A large cohort of patients around the world diagnosed with myelofibrosis (aka bone marrow cancer) will soon be able to access a new treatment which has already shown to be effective in a small group of patients undergoing treatment of PXS-5505 in Phase 2 clinical trials.

Myelofibrosis is a rare cancer of the bone marrow affecting 15 per 1 million people worldwide. The main driver of illness is fibrosis, or scar tissue buildup within the bone marrow, which in turn disrupts production of normal blood cells. Upon diagnosis, the average life expectancy is just five years, which emphasises the urgent need for new treatments. Many patients go on to develop acute myeloid leukaemia.

The good news for myelofibrosis patients comes following discussions between the drug’s developer – Pharmaxis (ASX: PXS), and the US Food & Drug Administration (FDA) after data was presented from the current Phase 2 trial which has dosed 21 patients. The MF-101 trial program has already reported encouraging interim data from 6 patients and attracted interest from institutional investors which purchased $10m in PXS shares via a private Placement in October 2022.

After meeting with the FDA to discuss the pathway towards regulatory approval, Pharmaxis will submit a study design update which will create a new arm of the MF-101 trials where PXS-5505 will be offered to patients already receiving a JAK inhibitor – the current standard of care.

This new arm will be an extension of the current trial with the existing 21 patients receiving only PXS-5505 as a monotherapy over a 24-week treatment program. The drug has already been demonstrated to be well-tolerated and led to stable or improved conditions in those that have been dosed with PXS-5505 on its own.

To now be offered to patients already on a treatment plan with the existing standard of care, Pharmaxis expects that the FDA feedback will open up PXS-5505 to many more patients around the world, to a drug that has the potential to modify the disease rather than just mask its symptoms.
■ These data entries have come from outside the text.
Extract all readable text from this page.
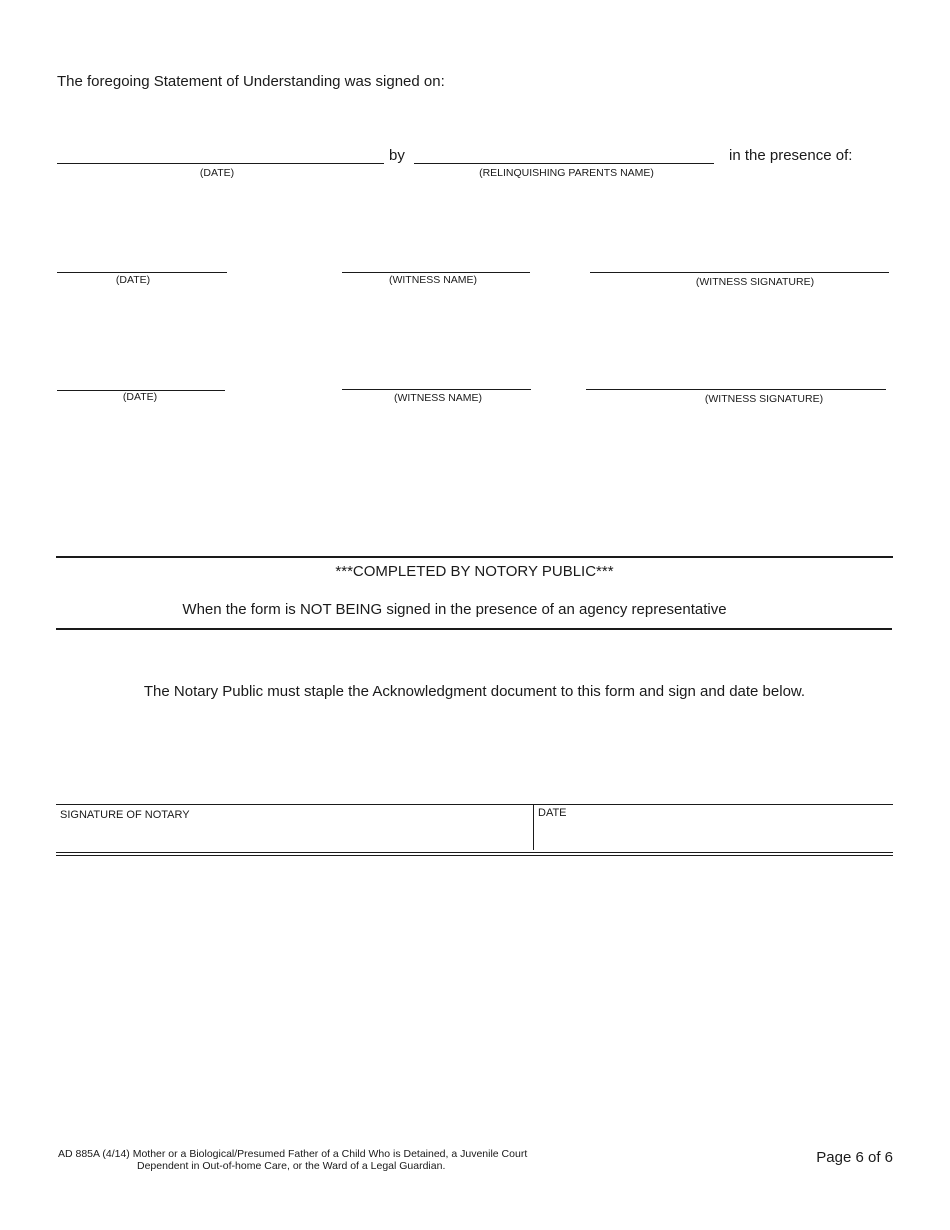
The foregoing Statement of Understanding was signed on:
(DATE)
by
(RELINQUISHING PARENTS NAME)
in the presence of:
(DATE)	(WITNESS NAME)	(WITNESS SIGNATURE)
(DATE)	(WITNESS NAME)	(WITNESS SIGNATURE)
***COMPLETED BY NOTORY PUBLIC***
When the form is NOT BEING signed in the presence of an agency representative
The Notary Public must staple the Acknowledgment document to this form and sign and date below.
SIGNATURE OF NOTARY	DATE
AD 885A (4/14) Mother or a Biological/Presumed Father of a Child Who is Detained, a Juvenile Court
Dependent in Out-of-home Care, or the Ward of a Legal Guardian.	Page 6 of 6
Pharmaxis CEO, Gary Phillips said, “The agreement with the FDA to expand the patient population in the ongoing phase 2 study to include those patients currently on a JAK inhibitor is an important step forward in realising the benefits of lysyl oxidase inhibition for all myelofibrosis patients and in maximising the commercial opportunity for PXS-5505.

“We are already in discussion with the existing trial site investigators who have welcomed the opportunity to extend the patient population for the study and anticipate significantly accelerated recruitment.”
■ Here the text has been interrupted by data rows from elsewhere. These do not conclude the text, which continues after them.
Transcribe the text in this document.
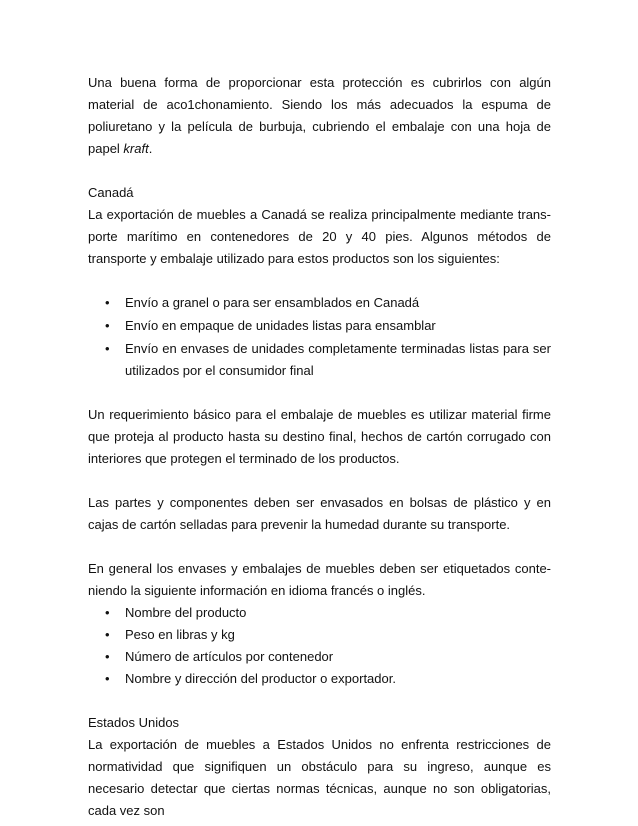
Una buena forma de proporcionar esta protección es cubrirlos con algún material de aco1chonamiento. Siendo los más adecuados la espuma de poliuretano y la película de burbuja, cubriendo el embalaje con una hoja de papel kraft.

Canadá

La exportación de muebles a Canadá se realiza principalmente mediante trans-porte marítimo en contenedores de 20 y 40 pies. Algunos métodos de transporte y embalaje utilizado para estos productos son los siguientes:

• Envío a granel o para ser ensamblados en Canadá
• Envío en empaque de unidades listas para ensamblar
• Envío en envases de unidades completamente terminadas listas para ser utilizados por el consumidor final

Un requerimiento básico para el embalaje de muebles es utilizar material firme que proteja al producto hasta su destino final, hechos de cartón corrugado con interiores que protegen el terminado de los productos.

Las partes y componentes deben ser envasados en bolsas de plástico y en cajas de cartón selladas para prevenir la humedad durante su transporte.

En general los envases y embalajes de muebles deben ser etiquetados conte-niendo la siguiente información en idioma francés o inglés.

• Nombre del producto
• Peso en libras y kg
• Número de artículos por contenedor
• Nombre y dirección del productor o exportador.

Estados Unidos

La exportación de muebles a Estados Unidos no enfrenta restricciones de normatividad que signifiquen un obstáculo para su ingreso, aunque es necesario detectar que ciertas normas técnicas, aunque no son obligatorias, cada vez son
The study design will be submitted as a protocol amendment to global regulators, including the FDA, and Pharmaxis expects the treatment for patients in this combination arm to commence in the second half of 2023.

Based on the substantial advancement of PXS-5505 over the past two years and highly encouraging interim data recorded in its Phase 2 trials to treat bone marrow cancer and interest from researchers around the world, Pharmaxis will focus its immediate efforts on commercialising the drug. To facilitate this, the Company has elected to put its liver cancer trials in collaboration with the University of Rochester on hold to allocate resources towards PXS-5505 and its potential to modify blood cancer diseases like myelofibrosis and others where data to date has been highly encouraging and potentially life changing for patients.

The myelofibrosis treatment market is conservatively estimated at USD $1 billion per annum with no current product on the market that can modify the disease.

The increased allocation of resources to PXS-5505 in will have no impact on Pharmaxis’ anti-scarring trials led by Professor Fiona Wood which is scheduled to report trial data from PXS-6302 by June 2023.